Beatriz Santos
Beatriz Santos (b. 1996, Lisbon) is a painter and printmaker based in London.
Artist Profile
Artwork
After completing an English BA at Clare College, Cambridge, she went on to study Art History at The Courtauld Institute of Art, and earned an MA in Painting from the Slade School of Fine Art. She is the recipient of the 2023 Richard Ford Award and the 2024 Dolbey Travel Award.
Making paintings rooted in her own poetry, her work often depicts everyday subject matter infused with lyricism. She explores decoration and affect through a multimedia approach, blending papier-mâché frames, ornamental jesmonite sculptures, ceramic tiles, found objects, and mural trompe l’oeil devices to unpack intimacy, humour, sadness, and longing.

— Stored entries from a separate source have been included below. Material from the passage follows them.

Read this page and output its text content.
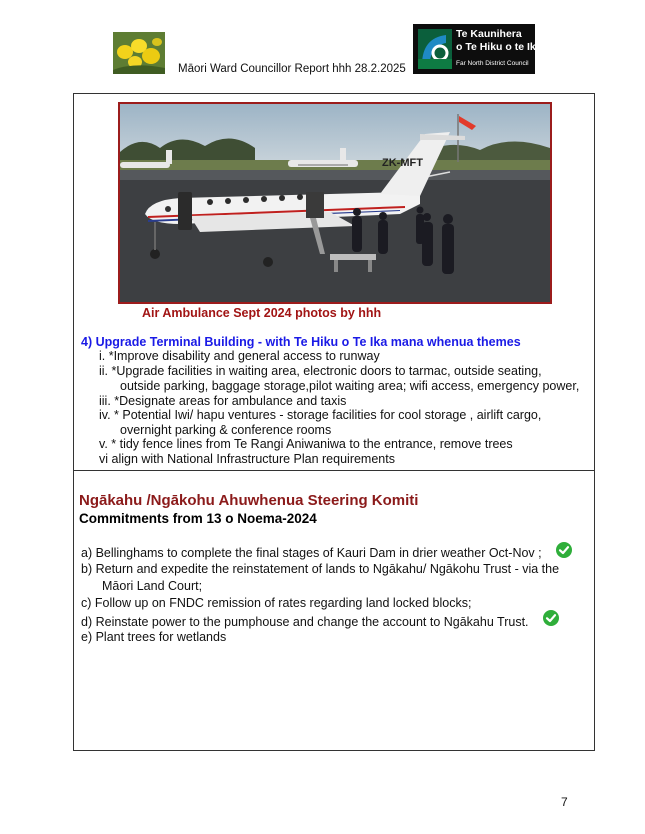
Māori Ward Councillor Report hhh 28.2.2025
Te Kaunihera
o Te Hiku o te Ika
Far North District Council
ZK-MFT
Air Ambulance Sept 2024 photos by hhh
4) Upgrade Terminal Building - with Te Hiku o Te Ika mana whenua themes
i. *Improve disability and general access to runway
ii. *Upgrade facilities in waiting area, electronic doors to tarmac, outside seating,
outside parking, baggage storage,pilot waiting area; wifi access, emergency power,
iii. *Designate areas for ambulance and taxis
iv. * Potential Iwi/ hapu ventures - storage facilities for cool storage , airlift cargo,
overnight parking & conference rooms
v. * tidy fence lines from Te Rangi Aniwaniwa to the entrance, remove trees
vi align with National Infrastructure Plan requirements
Ngākahu /Ngākohu Ahuwhenua Steering Komiti
Commitments from 13 o Noema-2024
a) Bellinghams to complete the final stages of Kauri Dam in drier weather Oct-Nov ;
b) Return and expedite the reinstatement of lands to Ngākahu/ Ngākohu Trust - via the
Māori Land Court;
c) Follow up on FNDC remission of rates regarding land locked blocks;
d) Reinstate power to the pumphouse and change the account to Ngākahu Trust.
e) Plant trees for wetlands
7
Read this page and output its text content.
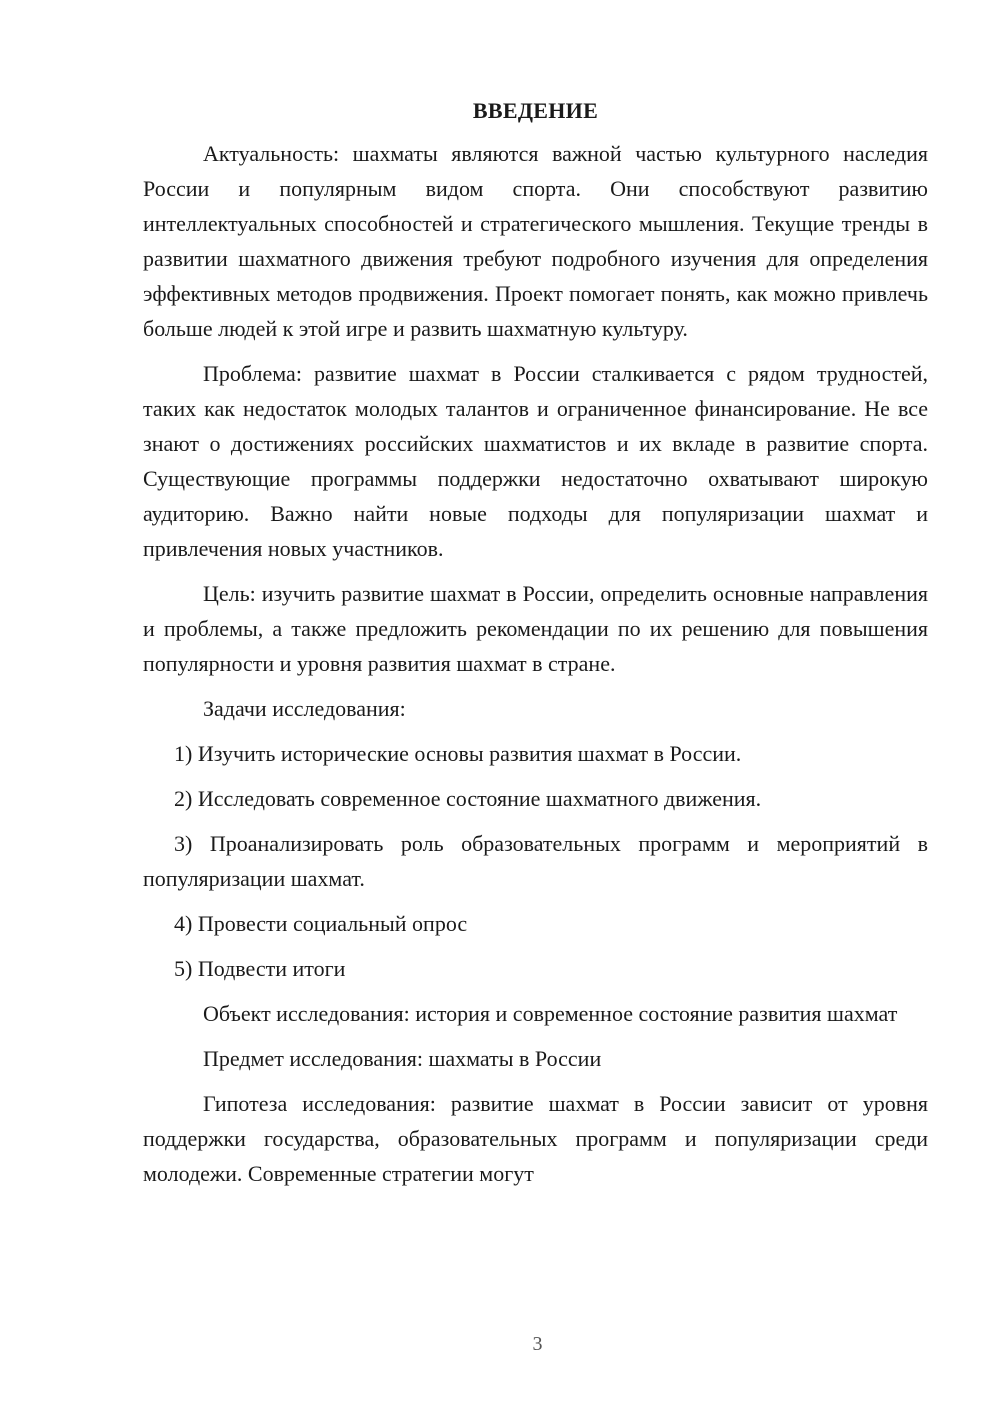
ВВЕДЕНИЕ

Актуальность: шахматы являются важной частью культурного наследия России и популярным видом спорта. Они способствуют развитию интеллектуальных способностей и стратегического мышления. Текущие тренды в развитии шахматного движения требуют подробного изучения для определения эффективных методов продвижения. Проект помогает понять, как можно привлечь больше людей к этой игре и развить шахматную культуру.

Проблема: развитие шахмат в России сталкивается с рядом трудностей, таких как недостаток молодых талантов и ограниченное финансирование. Не все знают о достижениях российских шахматистов и их вкладе в развитие спорта. Существующие программы поддержки недостаточно охватывают широкую аудиторию. Важно найти новые подходы для популяризации шахмат и привлечения новых участников.

Цель: изучить развитие шахмат в России, определить основные направления и проблемы, а также предложить рекомендации по их решению для повышения популярности и уровня развития шахмат в стране.

Задачи исследования:

1) Изучить исторические основы развития шахмат в России.

2) Исследовать современное состояние шахматного движения.

3) Проанализировать роль образовательных программ и мероприятий в популяризации шахмат.

4) Провести социальный опрос

5) Подвести итоги

Объект исследования: история и современное состояние развития шахмат

Предмет исследования: шахматы в России

Гипотеза исследования: развитие шахмат в России зависит от уровня поддержки государства, образовательных программ и популяризации среди молодежи. Современные стратегии могут

3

Poetry and close personal relationships are central to Santos’s practice. Writing functions as a way of generating images and sensory fragments drawn from memory, rather than from photographs or direct observation. Her paintings emerge from this internal archive, composed of recollection, emotion, and poetic language. While poetry often initiates a painting, her process remains fluid: sometimes poems accompany finished works, while at other times they follow, helping her to better understand what she has made. Although she values this dialogue between mediums, she gravitates toward painting for its immediacy, its ability to engage a viewer instantly, without mediation.
Her painting Prayer, part of a series presented at the London Art Fair 2024, draws from a week spent in Rome with her family, including her grandmother, who turned eighty this year. The work depicts a prayer alcove in St Peter's Basilica, inspired by a moment in which her cousin lit an electric votive candle following the death of her grandfather. The warm cadmium yellow ground evokes contemplation and can also be read as the soft glow of candlelight. While some of her works place figures centrally, in Prayer the figure is off-centre, inviting the viewer to step into the scene themselves. By suggesting interiors that extend beyond the frame, Santos creates space for viewers to project their own narratives and imaginings.
Her relationships also shape her work in profound ways. The people in her life act as both subjects and collaborators, raising questions around intimacy, representation, and authorship. She reflects on the ethical dimension of depicting others, who she knows well enough, or has the right, to portray. Figures in her paintings often hover between being representations of real individuals and more fluid, internal avatars or emotional stand-ins. This ambiguity reflects her interest in the overlap between the social and the individual, and the inherently relational nature of human experience.
Colour plays a particularly significant role in both artists’ practices. Santos is drawn to the emotional clarity of using a reduced palette, often anchoring a painting in a dominant hue to distil a specific mood. She explores the expressive potential of primary tones, as seen in works like Summer Storm, where vividly coloured ponchos, blue, red, and green, convey a sense of immediacy and joy. The symbolic and generative power of primary colour systems, from which a full spectrum can emerge, continues to inform her approach.
Completing her MA at the Slade marked a significant development in her practice. Beyond technical refinement and critical discourse, the experience instilled a deeper sense of confidence and trust in her own instincts. Embracing the “childlike” or handmade qualities in her work, elements that might once have seemed awkward or overly delicate, have become central to her visual language. Encouraged by her tutors to work intuitively and remain open within the process, she describes painting as increasingly joyful, immersive, and driven by a close, tactile engagement with the medium.